On Friday, Trump declared Iran noncompliant with the deal, batting the issue to Congress, which now has the ability to kill it entirely by reinstituting sanctions against Iran. Although this seems unlikely to happen, as Trump directly told Congress he wanted to renegotiate the deal and not end it, the decision has set off a panic domestically and abroad.
Brian Becker and Walter Smolarek of Sputnik Radio's Loud & Clear were joined by Catherine Shakdam, an independent journalist and author with a focus on Yemen and radical movements in the Middle East. They asked Shakda about her take on the looming schism between Washington and the European powers if the US continues to test the Iran deal.
"What we what we're starting to see is an anti-US bloc forming, because the EU made it quite clear that it was to actually stand behind the deal, something that Washington is clearly not interested in. I don't think President Trump actually even envisioned the kind of repercussions that his decision [to decertify Iran] would have on the on a foreign policy level, and how it would actually affect his standing, not just in America but within the international community. There is no way that the EU would actually agree or even follow whatever Trump wants because they cannot — they simply cannot."
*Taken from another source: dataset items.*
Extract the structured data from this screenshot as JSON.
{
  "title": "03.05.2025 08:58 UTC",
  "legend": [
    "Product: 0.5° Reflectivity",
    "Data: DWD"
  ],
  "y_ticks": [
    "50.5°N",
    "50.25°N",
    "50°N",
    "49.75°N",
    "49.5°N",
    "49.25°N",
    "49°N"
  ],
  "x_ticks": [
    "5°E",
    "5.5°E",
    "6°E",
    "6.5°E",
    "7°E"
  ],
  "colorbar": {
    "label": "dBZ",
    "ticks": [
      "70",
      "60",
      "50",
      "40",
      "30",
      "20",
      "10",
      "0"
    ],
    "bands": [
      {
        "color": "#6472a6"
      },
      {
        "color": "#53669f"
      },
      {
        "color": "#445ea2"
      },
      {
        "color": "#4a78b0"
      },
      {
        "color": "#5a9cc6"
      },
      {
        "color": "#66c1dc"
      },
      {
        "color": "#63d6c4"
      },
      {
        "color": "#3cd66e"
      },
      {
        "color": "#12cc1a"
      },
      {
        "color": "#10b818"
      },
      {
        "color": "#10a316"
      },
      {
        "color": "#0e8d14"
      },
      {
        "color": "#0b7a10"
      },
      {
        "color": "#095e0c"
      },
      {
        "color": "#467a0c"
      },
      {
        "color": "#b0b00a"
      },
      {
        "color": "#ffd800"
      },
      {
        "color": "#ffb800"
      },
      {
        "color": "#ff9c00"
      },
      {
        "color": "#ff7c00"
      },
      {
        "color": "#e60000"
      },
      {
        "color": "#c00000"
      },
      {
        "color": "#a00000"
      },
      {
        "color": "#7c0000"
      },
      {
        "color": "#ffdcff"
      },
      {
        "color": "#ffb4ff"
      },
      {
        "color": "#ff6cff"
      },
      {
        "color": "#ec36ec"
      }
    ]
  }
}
Shakdam went as far as to say that the end of the deal could "actually unravel whatever alliance we have had so far between the EU and the US… with the EU moving closer towards Iran, understanding that geopolitics now have changed. New positions need to be taken and new friendships need to be brokered."
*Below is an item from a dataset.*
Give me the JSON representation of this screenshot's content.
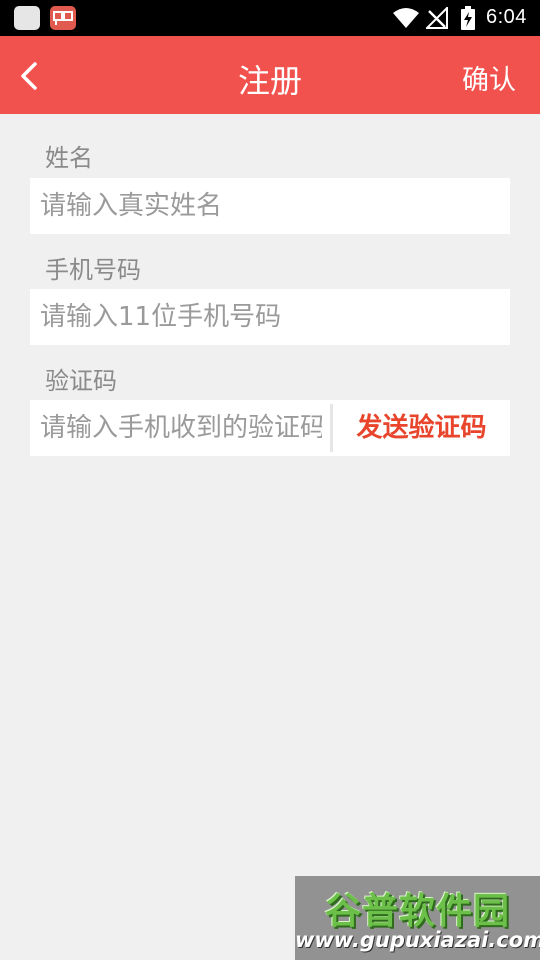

She added that the damage done would be "irreparable. There is no coming back from this, because number one: international order would be broken as it would be against too many countries' interests. The EU, even if it's a partner of the United States, will do what is necessary and good for the EU rather than what in the interests of America."
"This political pragmatism is a reality that we can go up against, and I think that Washington forgets this. Washington is actually trying to actually discredit Iran and to demonize Iran, to basically promote war with Iran. Ultimately this is something that they would like to see happen. But Iran is not stupid, and Iran understand exactly the kind of game that Washington is playing, and it's not going to engage on that frequency. Iran will continue to abide by the rule of law and by just doing that is going to actually extend political traction and is going to position itself well as a valid partner."
"We don't live in a post-World War II world anymore," Shakdam concluded. "Things change, dynamics have changed and people have begun catch on and realize that Iran is not a demon. Even if people want to believe that, they're going to have to deal with it, because Iran is not going anywhere anytime soon. It's much better to get Iran involved and actually engage with the international community rather than try to antagonize them just because it would make Israel very happy. We have to understand that you can't determine the future of the of the world on Tel Aviv's whims; it would be ridiculous to do so."